Charles Michel a également insisté sur l'importance de la coopération internationale et du dialogue pour "un monde plus sûr". "Aucun continent n'échappe au fléau du terrorisme. Nourrir la haine, inoculer le poison de la division, voilà l'objectif macabre des terroristes" (…) "Il est nécessaire de remporter la bataille pour les valeurs universelles".

Un discours loin de celui de Trump

Le Premier ministre belge est aussi revenu spécifiquement sur les tensions avec la Corée du Nord et la République islamique sur le nucléaire. "L'accord conclu après plusieurs années de négociation avec l'Iran sur la question nucléaire doit être préservé et mis en œuvre. Mon pays a de nombreuses divergences substantielles avec l'Iran. Et cependant, cet accord offre un canal de dialogue pour faire baisser les tensions et reculer le niveau de menace", a-t-il pointé. "Balayer un tel accord d'un revers de la main, sans proposer aucune alternative, ne nous parait ni sage, ni souhaitable", a ajouté Michel, alors que le président américain Donald Trump menace de sortir son pays de cet accord.

En ce qui concerne Pyongyang, Charles Michel a estimé qu'il ne suffisait pas de dénoncer un "régime autocratique et provocateur". Il a appelé à une mobilisation internationale "pour tisser les fils du dialogue, en impliquant le sens des responsabilités d'acteurs tels que la Chine ou la Russie".

Pour répondre aux nombreux défis, le Premier ministre a ensuite longuement vanté les mérites du multilatéralisme. "Nous devons respecter nos indépendances. Nous devons aussi reconnaitre notre interdépendance et affirmer les vertus de l'action concertée. Nous devons bâtir le consensus dans lequel toutes les nations, grandes ou petites, ont leur rôle à jouer et donc leur mot à dire", a estimé Charles Michel.

A la fin de son intervention, il est aussi revenu sur la situation dans la Région des Grands Lacs, en appelant à un renforcement de la "concertation internationale et régionale". "À l'heure où le débat sur le coût des opérations de maintien de la paix est entamé, nous ne pouvons pas abandonner la République démocratique du Congo. Nous devons au contraire l'accompagner pour qu'elle puisse s'ancrer dans un processus démocratique irréversible au moyen notamment de l'organisation d'élections honnêtes, transparentes et inclusives", a pointé Michel.

Le Premier ministre a enfin souligné que la Belgique était "une terre de compromis" et que c'était dans cet esprit qu'elle était candidate pour un siège non-permanent au conseil de sécurité en 2019-2020.

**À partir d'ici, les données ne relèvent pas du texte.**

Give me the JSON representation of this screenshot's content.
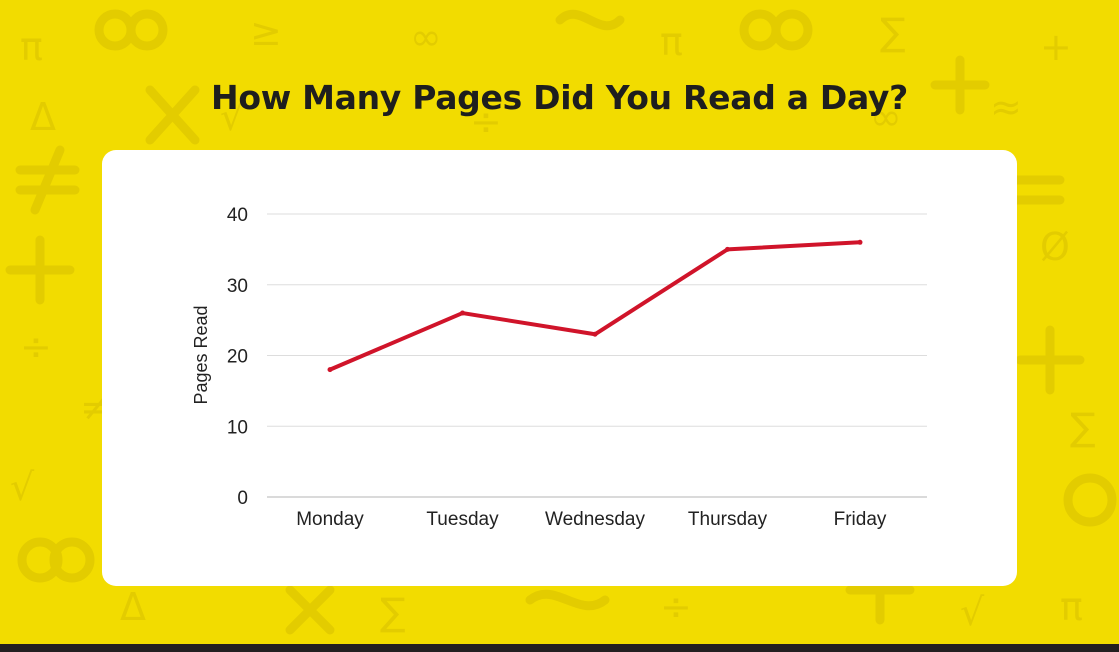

Tête-à-tête avec Joseph Kabila

Charles Michel s'est entretenu vendredi à New York avec le président de la République démocratique du Congo (RDC), mais peu d'informations ont filtré sur le contenu des discussions. La rencontre a été "instructive et utile", indiquait l'entourage du Premier ministre belge. Ce dernier n'a toutefois fait aucune déclaration à la presse à la sortie de son entrevue en tête-à-tête avec le dirigeant congolais.

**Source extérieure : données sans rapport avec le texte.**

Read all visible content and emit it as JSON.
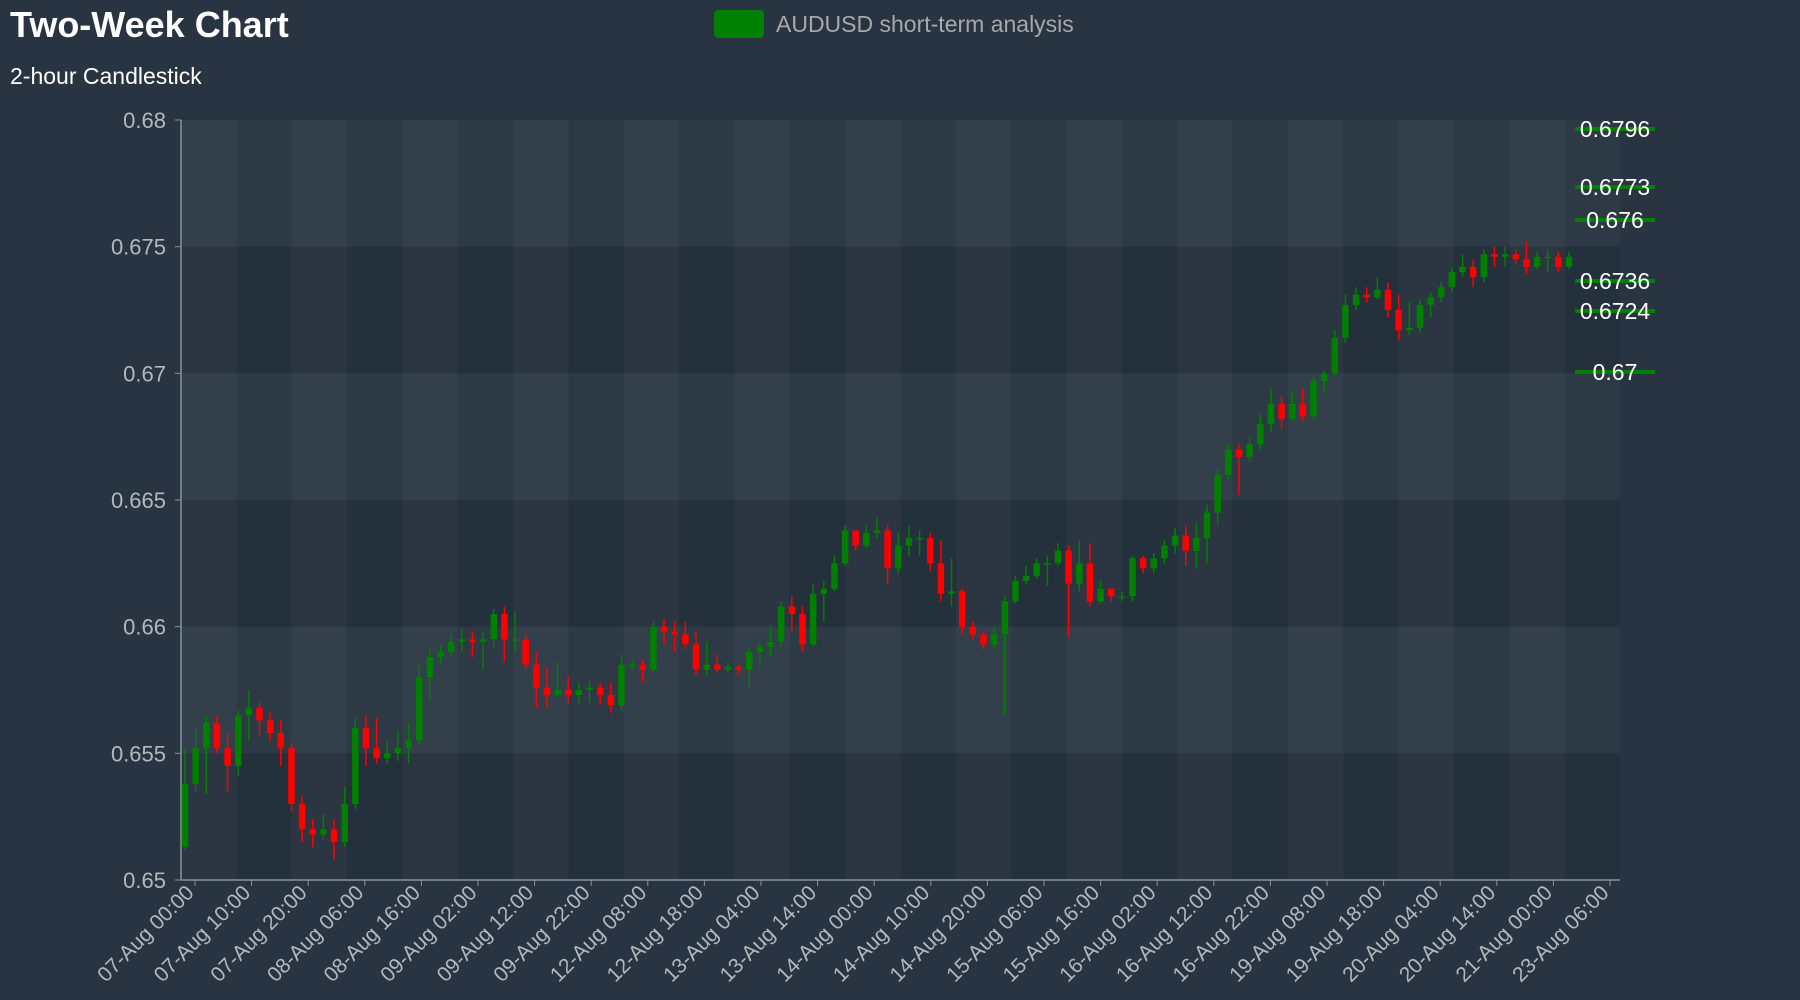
{
  "chart_data": {
    "type": "candlestick",
    "title": "Two-Week Chart",
    "subtitle": "2-hour Candlestick",
    "legend": {
      "label": "AUDUSD short-term analysis",
      "color": "#008000",
      "position": "top-center"
    },
    "ylim": [
      0.65,
      0.68
    ],
    "yticks": [
      "0.65",
      "0.655",
      "0.66",
      "0.665",
      "0.67",
      "0.675",
      "0.68"
    ],
    "xticks": [
      "07-Aug 00:00",
      "07-Aug 10:00",
      "07-Aug 20:00",
      "08-Aug 06:00",
      "08-Aug 16:00",
      "09-Aug 02:00",
      "09-Aug 12:00",
      "09-Aug 22:00",
      "12-Aug 08:00",
      "12-Aug 18:00",
      "13-Aug 04:00",
      "13-Aug 14:00",
      "14-Aug 00:00",
      "14-Aug 10:00",
      "14-Aug 20:00",
      "15-Aug 06:00",
      "15-Aug 16:00",
      "16-Aug 02:00",
      "16-Aug 12:00",
      "16-Aug 22:00",
      "19-Aug 08:00",
      "19-Aug 18:00",
      "20-Aug 04:00",
      "20-Aug 14:00",
      "21-Aug 00:00",
      "23-Aug 06:00"
    ],
    "candles": [
      [
        0.6513,
        0.6538,
        0.6512,
        0.6552
      ],
      [
        0.6538,
        0.6552,
        0.6535,
        0.656
      ],
      [
        0.6552,
        0.6562,
        0.6534,
        0.6565
      ],
      [
        0.6562,
        0.6552,
        0.655,
        0.6565
      ],
      [
        0.6552,
        0.6545,
        0.6535,
        0.6558
      ],
      [
        0.6545,
        0.6565,
        0.6541,
        0.6567
      ],
      [
        0.6565,
        0.6568,
        0.6555,
        0.6575
      ],
      [
        0.6568,
        0.6563,
        0.6557,
        0.657
      ],
      [
        0.6563,
        0.6558,
        0.6555,
        0.6566
      ],
      [
        0.6558,
        0.6552,
        0.6545,
        0.6563
      ],
      [
        0.6552,
        0.653,
        0.6527,
        0.6554
      ],
      [
        0.653,
        0.652,
        0.6515,
        0.6533
      ],
      [
        0.652,
        0.6518,
        0.6513,
        0.6524
      ],
      [
        0.6518,
        0.652,
        0.6516,
        0.6526
      ],
      [
        0.652,
        0.6515,
        0.6508,
        0.6524
      ],
      [
        0.6515,
        0.653,
        0.6513,
        0.6537
      ],
      [
        0.653,
        0.656,
        0.6528,
        0.6564
      ],
      [
        0.656,
        0.6552,
        0.6545,
        0.6565
      ],
      [
        0.6552,
        0.6548,
        0.6546,
        0.6564
      ],
      [
        0.6548,
        0.655,
        0.6546,
        0.6555
      ],
      [
        0.655,
        0.6552,
        0.6547,
        0.6559
      ],
      [
        0.6552,
        0.6555,
        0.6546,
        0.6562
      ],
      [
        0.6555,
        0.658,
        0.6553,
        0.6585
      ],
      [
        0.658,
        0.6588,
        0.6571,
        0.6591
      ],
      [
        0.6588,
        0.659,
        0.6585,
        0.6593
      ],
      [
        0.659,
        0.6594,
        0.6588,
        0.6597
      ],
      [
        0.6594,
        0.6595,
        0.659,
        0.6599
      ],
      [
        0.6595,
        0.6594,
        0.6588,
        0.6598
      ],
      [
        0.6594,
        0.6595,
        0.6583,
        0.6598
      ],
      [
        0.6595,
        0.6605,
        0.6592,
        0.6607
      ],
      [
        0.6605,
        0.6595,
        0.6586,
        0.6608
      ],
      [
        0.6595,
        0.6595,
        0.659,
        0.6606
      ],
      [
        0.6595,
        0.6585,
        0.6583,
        0.6597
      ],
      [
        0.6585,
        0.6576,
        0.6568,
        0.659
      ],
      [
        0.6576,
        0.6573,
        0.6568,
        0.6584
      ],
      [
        0.6573,
        0.6575,
        0.6572,
        0.6586
      ],
      [
        0.6575,
        0.6573,
        0.657,
        0.658
      ],
      [
        0.6573,
        0.6575,
        0.6569,
        0.6578
      ],
      [
        0.6575,
        0.6576,
        0.657,
        0.6579
      ],
      [
        0.6576,
        0.6573,
        0.6569,
        0.6578
      ],
      [
        0.6573,
        0.6569,
        0.6566,
        0.6578
      ],
      [
        0.6569,
        0.6585,
        0.6567,
        0.6589
      ],
      [
        0.6585,
        0.6585,
        0.6583,
        0.6587
      ],
      [
        0.6585,
        0.6583,
        0.6578,
        0.6587
      ],
      [
        0.6583,
        0.66,
        0.6582,
        0.6602
      ],
      [
        0.66,
        0.6598,
        0.6593,
        0.6603
      ],
      [
        0.6598,
        0.6597,
        0.659,
        0.6602
      ],
      [
        0.6597,
        0.6593,
        0.6591,
        0.6602
      ],
      [
        0.6593,
        0.6583,
        0.6581,
        0.6598
      ],
      [
        0.6583,
        0.6585,
        0.6581,
        0.6594
      ],
      [
        0.6585,
        0.6583,
        0.6582,
        0.6589
      ],
      [
        0.6583,
        0.6584,
        0.6582,
        0.6586
      ],
      [
        0.6584,
        0.6583,
        0.6581,
        0.6585
      ],
      [
        0.6583,
        0.659,
        0.6576,
        0.6592
      ],
      [
        0.659,
        0.6592,
        0.6585,
        0.6594
      ],
      [
        0.6592,
        0.6594,
        0.6588,
        0.66
      ],
      [
        0.6594,
        0.6608,
        0.6592,
        0.661
      ],
      [
        0.6608,
        0.6605,
        0.6598,
        0.6612
      ],
      [
        0.6605,
        0.6593,
        0.659,
        0.6608
      ],
      [
        0.6593,
        0.6613,
        0.6592,
        0.6617
      ],
      [
        0.6613,
        0.6615,
        0.6602,
        0.6618
      ],
      [
        0.6615,
        0.6625,
        0.6614,
        0.6628
      ],
      [
        0.6625,
        0.6638,
        0.6624,
        0.664
      ],
      [
        0.6638,
        0.6632,
        0.663,
        0.6638
      ],
      [
        0.6632,
        0.6637,
        0.6631,
        0.664
      ],
      [
        0.6637,
        0.6638,
        0.6635,
        0.6643
      ],
      [
        0.6638,
        0.6623,
        0.6617,
        0.664
      ],
      [
        0.6623,
        0.6632,
        0.6621,
        0.6637
      ],
      [
        0.6632,
        0.6635,
        0.6628,
        0.664
      ],
      [
        0.6635,
        0.6635,
        0.6628,
        0.6638
      ],
      [
        0.6635,
        0.6625,
        0.6622,
        0.6637
      ],
      [
        0.6625,
        0.6613,
        0.661,
        0.6634
      ],
      [
        0.6613,
        0.6614,
        0.6608,
        0.6627
      ],
      [
        0.6614,
        0.66,
        0.6597,
        0.6615
      ],
      [
        0.66,
        0.6597,
        0.6595,
        0.6602
      ],
      [
        0.6597,
        0.6593,
        0.6591,
        0.6598
      ],
      [
        0.6593,
        0.6597,
        0.6591,
        0.66
      ],
      [
        0.6597,
        0.661,
        0.6565,
        0.6612
      ],
      [
        0.661,
        0.6618,
        0.6609,
        0.662
      ],
      [
        0.6618,
        0.662,
        0.6617,
        0.6624
      ],
      [
        0.662,
        0.6625,
        0.6619,
        0.6627
      ],
      [
        0.6625,
        0.6625,
        0.6616,
        0.6628
      ],
      [
        0.6625,
        0.663,
        0.6624,
        0.6633
      ],
      [
        0.663,
        0.6617,
        0.6596,
        0.6632
      ],
      [
        0.6617,
        0.6625,
        0.6614,
        0.6634
      ],
      [
        0.6625,
        0.661,
        0.6608,
        0.6633
      ],
      [
        0.661,
        0.6615,
        0.6609,
        0.6618
      ],
      [
        0.6615,
        0.6612,
        0.661,
        0.6615
      ],
      [
        0.6612,
        0.6612,
        0.661,
        0.6614
      ],
      [
        0.6612,
        0.6627,
        0.661,
        0.6628
      ],
      [
        0.6627,
        0.6623,
        0.6621,
        0.6628
      ],
      [
        0.6623,
        0.6627,
        0.6621,
        0.6629
      ],
      [
        0.6627,
        0.6632,
        0.6625,
        0.6634
      ],
      [
        0.6632,
        0.6636,
        0.6629,
        0.6639
      ],
      [
        0.6636,
        0.663,
        0.6624,
        0.664
      ],
      [
        0.663,
        0.6635,
        0.6623,
        0.6641
      ],
      [
        0.6635,
        0.6645,
        0.6625,
        0.6648
      ],
      [
        0.6645,
        0.666,
        0.664,
        0.6663
      ],
      [
        0.666,
        0.667,
        0.6658,
        0.6672
      ],
      [
        0.667,
        0.6667,
        0.6652,
        0.6672
      ],
      [
        0.6667,
        0.6672,
        0.6665,
        0.6675
      ],
      [
        0.6672,
        0.668,
        0.667,
        0.6684
      ],
      [
        0.668,
        0.6688,
        0.6677,
        0.6694
      ],
      [
        0.6688,
        0.6682,
        0.6678,
        0.6691
      ],
      [
        0.6682,
        0.6688,
        0.6681,
        0.6693
      ],
      [
        0.6688,
        0.6683,
        0.6681,
        0.6694
      ],
      [
        0.6683,
        0.6697,
        0.6682,
        0.6699
      ],
      [
        0.6697,
        0.67,
        0.6692,
        0.6701
      ],
      [
        0.67,
        0.6714,
        0.6699,
        0.6717
      ],
      [
        0.6714,
        0.6727,
        0.6712,
        0.6731
      ],
      [
        0.6727,
        0.6731,
        0.6725,
        0.6734
      ],
      [
        0.6731,
        0.673,
        0.6728,
        0.6734
      ],
      [
        0.673,
        0.6733,
        0.6729,
        0.6738
      ],
      [
        0.6733,
        0.6725,
        0.6722,
        0.6736
      ],
      [
        0.6725,
        0.6717,
        0.6713,
        0.6731
      ],
      [
        0.6717,
        0.6718,
        0.6715,
        0.6728
      ],
      [
        0.6718,
        0.6727,
        0.6716,
        0.6729
      ],
      [
        0.6727,
        0.673,
        0.6722,
        0.6732
      ],
      [
        0.673,
        0.6734,
        0.6728,
        0.6736
      ],
      [
        0.6734,
        0.674,
        0.6732,
        0.6742
      ],
      [
        0.674,
        0.6742,
        0.6738,
        0.6747
      ],
      [
        0.6742,
        0.6738,
        0.6734,
        0.6745
      ],
      [
        0.6738,
        0.6747,
        0.6736,
        0.6749
      ],
      [
        0.6747,
        0.6746,
        0.6742,
        0.675
      ],
      [
        0.6746,
        0.6747,
        0.6742,
        0.675
      ],
      [
        0.6747,
        0.6745,
        0.6743,
        0.6749
      ],
      [
        0.6745,
        0.6742,
        0.6739,
        0.6752
      ],
      [
        0.6742,
        0.6746,
        0.6741,
        0.6748
      ],
      [
        0.6746,
        0.6746,
        0.674,
        0.6749
      ],
      [
        0.6746,
        0.6742,
        0.674,
        0.6748
      ],
      [
        0.6742,
        0.6746,
        0.6741,
        0.6748
      ]
    ],
    "price_levels": [
      {
        "label": "0.6796",
        "value": 0.6796
      },
      {
        "label": "0.6773",
        "value": 0.6773
      },
      {
        "label": "0.676",
        "value": 0.676
      },
      {
        "label": "0.6736",
        "value": 0.6736
      },
      {
        "label": "0.6724",
        "value": 0.6724
      },
      {
        "label": "0.67",
        "value": 0.67
      }
    ],
    "colors": {
      "up": "#008000",
      "down": "#ff0000",
      "level_line": "#008000"
    },
    "grid": true
  }
}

Le doute a longtemps plané durant la semaine quant à la venue à New York de Joseph Kabila (photo archives) pour l'Assemblée générale des Nations Unies. Alors qu'il devait en théorie rencontrer Charles Michel en compagnie du ministre des Affaires étrangères, Didier Reynders, le président Kabila aurait exprimé le souhait de s'entretenir en direct avec le Premier ministre.

La rencontre, qui a duré près d'une heure et quart, s'est tenue dans un palace new yorkais. Après celle-ci, Charles Michel s'est directement mis en route pour l'aéroport afin de rejoindre la Belgique. Plus tôt dans la semaine, Didier Reynders avait rencontré le ministre des Affaires étrangères congolais, Leonard She Okitundu, qui lui a garanti qu'un calendrier électoral serait publié de manière imminente en RDC.